Por desgracia el Loque americana se encuentra en gran parte del mundo con más incidencia en zonas templadas o subtropical. Es una enfermedad infecto-contagiosa de la cría de las abejas que, si bien la infección ocurre en el período de alimentación, provoca la muerte de las larvas. Puede acabar con todas las colonias de una zona. Para controlar la Loque americana se exige una constante vigilancia de la población de larvas de cada colmenar.

Para evitar que se propague esta enfermedad, Preston entrenó un perro que pudiera ayudarla a detectar la presencia del Loque americana. Esta iniciativa funcionó y ahora a recibido una subvención a través del proyecto de ley agrícola federal para ampliar su programa de detección canina.

Entrenando el olfato

Su labrador Mack, inspeccionó unas 1.700 colonias de abejas el pasado otoño y el invierno. En el frío, cuando las abejas estaban agrupadas y era difícil de inspeccionar visualmente, Mack uso su olfato y permitió a Preston continuar certificando colmenas para poder enviarlas a climas más cálidos.

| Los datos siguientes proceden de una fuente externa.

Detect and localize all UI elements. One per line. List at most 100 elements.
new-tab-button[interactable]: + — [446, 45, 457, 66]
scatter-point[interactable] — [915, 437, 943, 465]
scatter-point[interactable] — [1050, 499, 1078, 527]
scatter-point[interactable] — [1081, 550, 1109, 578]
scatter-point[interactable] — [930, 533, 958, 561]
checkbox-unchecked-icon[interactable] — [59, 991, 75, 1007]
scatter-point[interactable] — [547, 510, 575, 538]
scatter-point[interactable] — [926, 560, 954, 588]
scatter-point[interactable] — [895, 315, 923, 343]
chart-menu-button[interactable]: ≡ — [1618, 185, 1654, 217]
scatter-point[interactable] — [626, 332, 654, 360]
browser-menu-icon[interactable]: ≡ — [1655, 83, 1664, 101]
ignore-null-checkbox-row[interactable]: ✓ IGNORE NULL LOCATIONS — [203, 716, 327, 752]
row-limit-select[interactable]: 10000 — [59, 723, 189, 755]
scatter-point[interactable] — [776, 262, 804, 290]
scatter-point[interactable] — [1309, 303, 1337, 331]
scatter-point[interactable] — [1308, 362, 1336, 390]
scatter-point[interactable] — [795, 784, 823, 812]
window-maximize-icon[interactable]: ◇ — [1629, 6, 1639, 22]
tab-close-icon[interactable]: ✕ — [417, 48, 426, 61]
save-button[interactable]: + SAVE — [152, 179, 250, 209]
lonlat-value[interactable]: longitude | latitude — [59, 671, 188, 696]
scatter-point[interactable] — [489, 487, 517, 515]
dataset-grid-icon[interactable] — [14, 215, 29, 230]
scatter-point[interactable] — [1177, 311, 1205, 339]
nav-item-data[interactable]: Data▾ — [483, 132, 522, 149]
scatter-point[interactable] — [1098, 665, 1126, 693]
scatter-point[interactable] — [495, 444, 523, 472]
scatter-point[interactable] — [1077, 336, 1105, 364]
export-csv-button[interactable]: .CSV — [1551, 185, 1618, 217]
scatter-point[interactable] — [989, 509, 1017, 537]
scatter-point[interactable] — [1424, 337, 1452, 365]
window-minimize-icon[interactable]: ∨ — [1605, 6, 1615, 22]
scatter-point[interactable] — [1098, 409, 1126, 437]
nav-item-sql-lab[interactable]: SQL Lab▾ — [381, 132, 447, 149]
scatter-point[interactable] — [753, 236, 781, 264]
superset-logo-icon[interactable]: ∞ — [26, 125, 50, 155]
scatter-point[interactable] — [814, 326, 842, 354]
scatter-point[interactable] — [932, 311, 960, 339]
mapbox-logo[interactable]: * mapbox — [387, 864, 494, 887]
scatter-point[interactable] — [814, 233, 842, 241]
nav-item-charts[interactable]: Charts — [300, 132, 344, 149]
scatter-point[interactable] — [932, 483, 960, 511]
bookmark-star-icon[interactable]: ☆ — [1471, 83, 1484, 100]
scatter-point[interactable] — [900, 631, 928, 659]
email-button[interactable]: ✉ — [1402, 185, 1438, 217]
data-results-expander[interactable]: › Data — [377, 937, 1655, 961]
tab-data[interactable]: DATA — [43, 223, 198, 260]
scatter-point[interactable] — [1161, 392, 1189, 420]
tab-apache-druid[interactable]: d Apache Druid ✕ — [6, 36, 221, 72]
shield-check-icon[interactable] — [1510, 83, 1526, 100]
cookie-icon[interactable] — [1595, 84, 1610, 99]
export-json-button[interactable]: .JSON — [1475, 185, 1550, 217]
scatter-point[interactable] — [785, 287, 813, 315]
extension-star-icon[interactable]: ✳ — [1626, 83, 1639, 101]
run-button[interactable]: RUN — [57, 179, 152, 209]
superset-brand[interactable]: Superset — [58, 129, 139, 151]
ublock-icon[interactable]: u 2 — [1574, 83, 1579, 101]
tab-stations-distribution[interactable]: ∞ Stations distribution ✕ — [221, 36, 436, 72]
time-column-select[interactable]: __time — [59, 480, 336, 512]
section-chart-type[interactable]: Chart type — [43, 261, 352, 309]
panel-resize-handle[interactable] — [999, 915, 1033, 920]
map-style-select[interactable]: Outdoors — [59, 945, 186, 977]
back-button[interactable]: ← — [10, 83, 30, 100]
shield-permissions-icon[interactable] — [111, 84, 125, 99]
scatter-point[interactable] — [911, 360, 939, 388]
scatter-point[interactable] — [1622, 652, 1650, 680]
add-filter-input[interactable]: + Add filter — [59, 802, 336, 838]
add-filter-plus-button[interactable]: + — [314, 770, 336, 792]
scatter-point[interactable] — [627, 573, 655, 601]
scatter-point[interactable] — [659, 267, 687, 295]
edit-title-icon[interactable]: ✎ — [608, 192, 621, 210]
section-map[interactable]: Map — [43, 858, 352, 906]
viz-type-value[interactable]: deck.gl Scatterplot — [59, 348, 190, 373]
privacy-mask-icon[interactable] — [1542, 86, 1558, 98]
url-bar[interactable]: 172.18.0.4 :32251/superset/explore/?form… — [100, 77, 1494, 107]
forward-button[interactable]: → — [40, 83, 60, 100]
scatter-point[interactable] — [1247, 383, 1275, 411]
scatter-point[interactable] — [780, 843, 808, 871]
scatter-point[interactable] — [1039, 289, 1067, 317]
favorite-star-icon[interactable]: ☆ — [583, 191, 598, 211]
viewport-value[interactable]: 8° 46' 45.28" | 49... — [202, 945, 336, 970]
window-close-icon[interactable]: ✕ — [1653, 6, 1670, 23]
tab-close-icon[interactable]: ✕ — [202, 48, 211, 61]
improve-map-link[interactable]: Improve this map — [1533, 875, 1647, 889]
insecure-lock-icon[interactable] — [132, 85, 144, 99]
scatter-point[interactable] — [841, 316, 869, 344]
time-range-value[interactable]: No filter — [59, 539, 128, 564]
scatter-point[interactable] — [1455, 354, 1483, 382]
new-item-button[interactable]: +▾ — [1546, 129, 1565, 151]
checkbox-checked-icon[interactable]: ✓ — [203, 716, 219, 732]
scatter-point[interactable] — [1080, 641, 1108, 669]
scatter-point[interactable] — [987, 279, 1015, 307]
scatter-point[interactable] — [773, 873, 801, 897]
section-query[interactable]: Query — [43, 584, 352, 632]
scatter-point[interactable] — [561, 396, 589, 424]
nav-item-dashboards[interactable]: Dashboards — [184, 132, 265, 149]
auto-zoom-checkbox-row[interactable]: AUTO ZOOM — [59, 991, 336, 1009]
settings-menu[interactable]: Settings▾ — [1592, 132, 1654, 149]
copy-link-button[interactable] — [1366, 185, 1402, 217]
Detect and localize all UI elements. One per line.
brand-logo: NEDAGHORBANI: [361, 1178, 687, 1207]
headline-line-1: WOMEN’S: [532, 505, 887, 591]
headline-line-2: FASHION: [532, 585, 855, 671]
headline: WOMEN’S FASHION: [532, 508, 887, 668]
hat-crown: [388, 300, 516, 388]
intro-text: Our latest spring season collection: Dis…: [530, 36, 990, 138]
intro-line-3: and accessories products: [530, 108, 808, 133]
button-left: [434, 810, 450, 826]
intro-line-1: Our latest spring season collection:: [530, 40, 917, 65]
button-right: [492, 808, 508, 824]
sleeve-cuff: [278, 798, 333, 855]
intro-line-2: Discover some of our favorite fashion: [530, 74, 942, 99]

La Sra. Preston ya está entrenando a Tukka, una joven Springer Spaniel que acababa de adoptar. Lo hace igual que con Mack, con juguetes que contienen loque para que aprenda a detectarlo y avisar de su presencia señalando con su nariz. Con un poco de suerte, se unirá a su equipo antes de fin de año.

Para elaborar este entrenamiento contó con la ayuda de un de un entrenador de perros profesional que le ayudó a entrenar a Mack para que asociara los olores con el juego.

Un programa recuperado

Maryland tenia un programa de detección canina desde la década de 1980 pero cada vez se le daba menos importancia hasta que desapareció. Pero cuando la Sra. Preston se hizo cargo del departamento volvió a crear el programa desde cero.

“Las colmenas son silenciosas y los perros trabajando también lo son, por lo que no corren el riesgo de sufrir picaduras”, explica Preston. Mack solo ha recibido un par de picaduras en todo este tiempo y durante los días de verano, cuando las colmenas están ajetreadas con las abejas que entran y salen para buscar comida, Mack es cauteloso y mantiene la distancia.